Le ciel était rose, la verdure brillante, le pré de Mulfen était charmant. Le pré de Mulfen est bien la plus délicieuse prairie qu’un poète ait jamais pu rêver. Une haie d’où s’échappent çà et là les troncs élancés et vigoureux des grands peupliers germaniques l’entoure de toutes parts. Il est constellé d’innombrables fleurs que je voudrais pouvoir nommer ; mais, grace à mon ignorance en botanique, je nomme les fleurs comme les anciens pâtres nommaient les étoiles, de mille noms qui n’éveillent des souvenirs que pour moi.

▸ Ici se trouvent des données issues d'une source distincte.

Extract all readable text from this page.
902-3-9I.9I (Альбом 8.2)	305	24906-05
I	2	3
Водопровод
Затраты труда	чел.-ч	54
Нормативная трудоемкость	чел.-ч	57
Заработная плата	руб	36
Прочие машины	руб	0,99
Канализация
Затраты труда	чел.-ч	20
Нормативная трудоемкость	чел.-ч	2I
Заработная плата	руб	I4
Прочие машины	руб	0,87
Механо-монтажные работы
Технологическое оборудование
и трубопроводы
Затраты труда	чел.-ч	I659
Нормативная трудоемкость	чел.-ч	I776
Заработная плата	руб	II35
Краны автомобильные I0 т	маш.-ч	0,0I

Quand je dirais qu’il y avait des Clarisse, des Élisa, des coquettes, des extravagantes, des amoureuses, qui se représenterait les frêles tiges et les odorans calices que tous ces mots rappellent à mon esprit ! Il faut donc que je renonce à la chère peinture de ces splendeurs agrestes, et que je dise, en me renfermant dans la pompe banale de la vieille expression classique : « Le pré de Mulfen est émaillé de fleurs. » Le pré de Mulfen ! si je ne le décris pas mieux, hélas ! ce n’est pas faute de l’aimer et de le comprendre. De sa verdoyante enceinte, on entend le bruit du Rhin ; fraîcheur éblouissante, divines harmonies, rien ne manque à ce coin solitaire de la création. Or, le pré de Mulfen était le lieu où devaient se rencontrer Gerblies et le chevalier de Tréfleur.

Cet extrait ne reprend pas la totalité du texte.